At age seventeen, my mother was recruited for the war effort. WWII returning veterans needed psychiatric nurses, so the VA targeted young women who had recently graduated from high school with top honors. They wanted girls who were quick studies for their one-year intensive program, and young Delores Stroble was just what the doctors ordered. So Mom left rural Minnesota farm life to enter this program in the big city. She was smart, but she was green, and there were certain aspects of psychiatric training that were pretty frightening, as you can well imagine! But the one encounter that left the most lasting impression on her was not with one of the huge, scary, physically fit patients… it was an encounter with a comatose patient who was dying. The good news for this man was that the psychiatric ward did not want him to die alone. The bad news for Delores was that she had no idea what to do for him – or for herself – when she was assigned to “stay with him until he dies”. She was a good and practicing Catholic, so she prayed; but still, she was shaken. Mom can still recite part of a longer poem that she penned that night. Sitting cross-legged in a closet (her only privacy in a dorm full of other nursing recruits), she wrote:
I stood with Death tonight beside a stranger’s bed.

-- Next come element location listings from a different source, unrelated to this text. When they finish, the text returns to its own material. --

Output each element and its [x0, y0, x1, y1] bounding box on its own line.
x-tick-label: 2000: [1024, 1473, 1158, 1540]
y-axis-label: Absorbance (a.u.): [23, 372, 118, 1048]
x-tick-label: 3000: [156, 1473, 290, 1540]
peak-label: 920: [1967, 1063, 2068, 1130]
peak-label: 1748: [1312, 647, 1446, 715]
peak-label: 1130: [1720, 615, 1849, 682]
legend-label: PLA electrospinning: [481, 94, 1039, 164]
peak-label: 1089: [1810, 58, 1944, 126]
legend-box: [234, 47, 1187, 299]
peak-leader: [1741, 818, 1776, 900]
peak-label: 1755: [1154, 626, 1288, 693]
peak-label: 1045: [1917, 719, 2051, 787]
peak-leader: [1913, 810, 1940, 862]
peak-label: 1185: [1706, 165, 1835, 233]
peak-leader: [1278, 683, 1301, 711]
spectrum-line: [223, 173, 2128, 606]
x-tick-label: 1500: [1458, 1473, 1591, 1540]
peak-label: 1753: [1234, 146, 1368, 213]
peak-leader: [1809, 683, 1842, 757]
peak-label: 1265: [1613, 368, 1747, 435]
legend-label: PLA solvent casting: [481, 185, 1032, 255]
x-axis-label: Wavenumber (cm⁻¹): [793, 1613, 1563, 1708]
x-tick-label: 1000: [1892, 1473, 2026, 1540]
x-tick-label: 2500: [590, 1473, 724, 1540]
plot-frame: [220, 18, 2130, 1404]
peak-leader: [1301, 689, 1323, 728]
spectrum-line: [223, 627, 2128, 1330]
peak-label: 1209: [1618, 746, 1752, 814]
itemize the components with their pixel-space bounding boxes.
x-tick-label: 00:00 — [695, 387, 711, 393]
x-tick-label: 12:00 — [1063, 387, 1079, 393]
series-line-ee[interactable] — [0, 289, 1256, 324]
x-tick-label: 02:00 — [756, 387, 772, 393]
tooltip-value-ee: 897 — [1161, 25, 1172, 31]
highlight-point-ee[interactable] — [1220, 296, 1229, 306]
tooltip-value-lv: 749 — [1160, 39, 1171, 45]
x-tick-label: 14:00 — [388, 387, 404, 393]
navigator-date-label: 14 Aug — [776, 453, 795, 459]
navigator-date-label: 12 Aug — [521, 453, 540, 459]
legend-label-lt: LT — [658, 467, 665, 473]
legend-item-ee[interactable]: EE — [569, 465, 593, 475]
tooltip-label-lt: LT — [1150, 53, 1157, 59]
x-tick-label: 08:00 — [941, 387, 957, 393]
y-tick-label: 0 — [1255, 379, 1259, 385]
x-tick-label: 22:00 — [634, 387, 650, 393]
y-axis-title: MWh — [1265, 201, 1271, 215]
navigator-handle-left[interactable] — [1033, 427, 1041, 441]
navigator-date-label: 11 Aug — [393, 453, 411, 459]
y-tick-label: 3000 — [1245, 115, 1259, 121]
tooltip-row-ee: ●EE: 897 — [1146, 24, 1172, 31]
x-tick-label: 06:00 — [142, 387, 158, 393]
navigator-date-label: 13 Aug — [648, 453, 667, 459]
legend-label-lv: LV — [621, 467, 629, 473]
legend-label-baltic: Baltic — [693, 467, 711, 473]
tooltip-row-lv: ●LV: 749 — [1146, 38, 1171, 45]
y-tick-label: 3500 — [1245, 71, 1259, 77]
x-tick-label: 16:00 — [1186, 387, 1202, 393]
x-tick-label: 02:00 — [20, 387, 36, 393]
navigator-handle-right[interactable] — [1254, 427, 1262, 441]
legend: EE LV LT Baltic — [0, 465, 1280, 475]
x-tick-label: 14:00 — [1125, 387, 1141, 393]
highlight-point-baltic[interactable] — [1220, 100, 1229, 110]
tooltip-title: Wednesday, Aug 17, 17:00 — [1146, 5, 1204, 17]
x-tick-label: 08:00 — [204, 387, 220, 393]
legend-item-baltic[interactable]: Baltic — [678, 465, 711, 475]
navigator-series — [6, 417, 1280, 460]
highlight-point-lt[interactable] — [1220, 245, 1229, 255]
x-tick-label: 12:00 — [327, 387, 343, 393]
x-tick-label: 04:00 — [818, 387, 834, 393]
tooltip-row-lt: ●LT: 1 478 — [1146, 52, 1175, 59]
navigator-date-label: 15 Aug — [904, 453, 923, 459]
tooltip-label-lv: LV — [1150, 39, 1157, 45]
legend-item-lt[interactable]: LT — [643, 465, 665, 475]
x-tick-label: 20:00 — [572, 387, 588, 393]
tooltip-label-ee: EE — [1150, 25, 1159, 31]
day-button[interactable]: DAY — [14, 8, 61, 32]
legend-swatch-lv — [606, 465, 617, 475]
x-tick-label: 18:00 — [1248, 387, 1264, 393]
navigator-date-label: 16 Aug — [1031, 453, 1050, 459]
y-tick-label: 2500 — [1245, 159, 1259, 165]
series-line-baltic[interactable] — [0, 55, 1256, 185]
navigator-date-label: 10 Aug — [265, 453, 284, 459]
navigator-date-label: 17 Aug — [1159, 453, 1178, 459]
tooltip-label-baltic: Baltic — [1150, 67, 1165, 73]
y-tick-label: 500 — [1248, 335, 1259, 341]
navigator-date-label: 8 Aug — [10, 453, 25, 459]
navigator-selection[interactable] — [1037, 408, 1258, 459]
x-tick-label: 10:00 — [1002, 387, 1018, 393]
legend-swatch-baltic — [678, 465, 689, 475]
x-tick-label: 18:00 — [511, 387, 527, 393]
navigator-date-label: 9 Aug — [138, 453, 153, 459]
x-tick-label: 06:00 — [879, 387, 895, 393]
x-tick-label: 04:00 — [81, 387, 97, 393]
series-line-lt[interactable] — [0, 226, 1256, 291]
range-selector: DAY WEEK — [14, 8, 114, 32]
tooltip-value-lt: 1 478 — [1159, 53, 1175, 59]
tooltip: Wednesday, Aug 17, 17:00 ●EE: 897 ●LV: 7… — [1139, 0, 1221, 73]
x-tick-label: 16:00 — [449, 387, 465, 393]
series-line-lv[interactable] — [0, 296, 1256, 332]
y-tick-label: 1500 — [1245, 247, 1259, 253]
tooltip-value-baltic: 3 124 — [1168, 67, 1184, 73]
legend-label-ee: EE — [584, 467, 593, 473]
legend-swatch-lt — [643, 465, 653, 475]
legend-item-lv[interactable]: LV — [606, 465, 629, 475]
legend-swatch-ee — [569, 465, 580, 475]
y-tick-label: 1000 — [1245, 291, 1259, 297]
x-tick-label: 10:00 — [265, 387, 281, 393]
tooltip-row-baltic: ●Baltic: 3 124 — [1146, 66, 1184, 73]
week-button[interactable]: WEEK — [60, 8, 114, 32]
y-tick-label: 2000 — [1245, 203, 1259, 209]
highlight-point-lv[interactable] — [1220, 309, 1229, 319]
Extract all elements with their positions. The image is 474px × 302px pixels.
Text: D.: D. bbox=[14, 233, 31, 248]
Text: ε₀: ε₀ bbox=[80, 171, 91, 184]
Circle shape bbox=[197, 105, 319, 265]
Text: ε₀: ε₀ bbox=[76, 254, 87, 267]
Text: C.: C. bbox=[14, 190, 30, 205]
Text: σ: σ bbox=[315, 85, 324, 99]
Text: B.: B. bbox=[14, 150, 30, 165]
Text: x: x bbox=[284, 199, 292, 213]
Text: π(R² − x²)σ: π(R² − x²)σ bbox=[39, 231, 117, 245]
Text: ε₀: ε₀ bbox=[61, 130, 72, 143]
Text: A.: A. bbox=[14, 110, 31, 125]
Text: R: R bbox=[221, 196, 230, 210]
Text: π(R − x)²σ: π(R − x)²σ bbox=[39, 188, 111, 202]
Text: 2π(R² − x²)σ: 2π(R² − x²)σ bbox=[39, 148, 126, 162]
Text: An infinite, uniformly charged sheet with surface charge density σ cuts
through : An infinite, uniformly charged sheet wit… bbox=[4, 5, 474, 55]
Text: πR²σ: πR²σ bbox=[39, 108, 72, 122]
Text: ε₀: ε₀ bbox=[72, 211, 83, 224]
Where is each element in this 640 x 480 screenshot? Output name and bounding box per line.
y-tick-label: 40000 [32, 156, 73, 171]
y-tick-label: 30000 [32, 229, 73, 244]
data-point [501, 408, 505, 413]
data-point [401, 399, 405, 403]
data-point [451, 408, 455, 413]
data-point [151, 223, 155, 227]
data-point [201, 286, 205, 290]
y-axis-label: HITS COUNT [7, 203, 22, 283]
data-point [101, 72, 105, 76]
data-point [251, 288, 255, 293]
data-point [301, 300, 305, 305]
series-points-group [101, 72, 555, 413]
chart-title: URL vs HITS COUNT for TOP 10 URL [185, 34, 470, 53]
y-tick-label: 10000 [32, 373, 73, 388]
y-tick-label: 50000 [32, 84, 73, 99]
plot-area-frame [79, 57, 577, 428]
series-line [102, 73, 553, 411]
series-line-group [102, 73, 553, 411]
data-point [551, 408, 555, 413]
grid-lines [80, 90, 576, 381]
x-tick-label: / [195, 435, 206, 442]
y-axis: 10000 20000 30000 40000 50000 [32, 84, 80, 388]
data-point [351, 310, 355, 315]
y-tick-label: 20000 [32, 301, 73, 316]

Cold Death, when Life had fled
he touched my heart and burned
an image there. I yearned
to loose his hold, mere mortal I,
but helpless watched
a stranger die.
– Delores M. Stroble Etchart
This was very clearly a spiritual experience for a young nursing student: worthy of training and tools, both during and after the actual death. Perhaps now in 2011 — as Mom’s youngest grandchild crosses the threshold from the tender age of seventeen into adulthood – this generation can benefit from the paradigm shift that Sacred Dying Foundation is working towards with its Vigil Training series.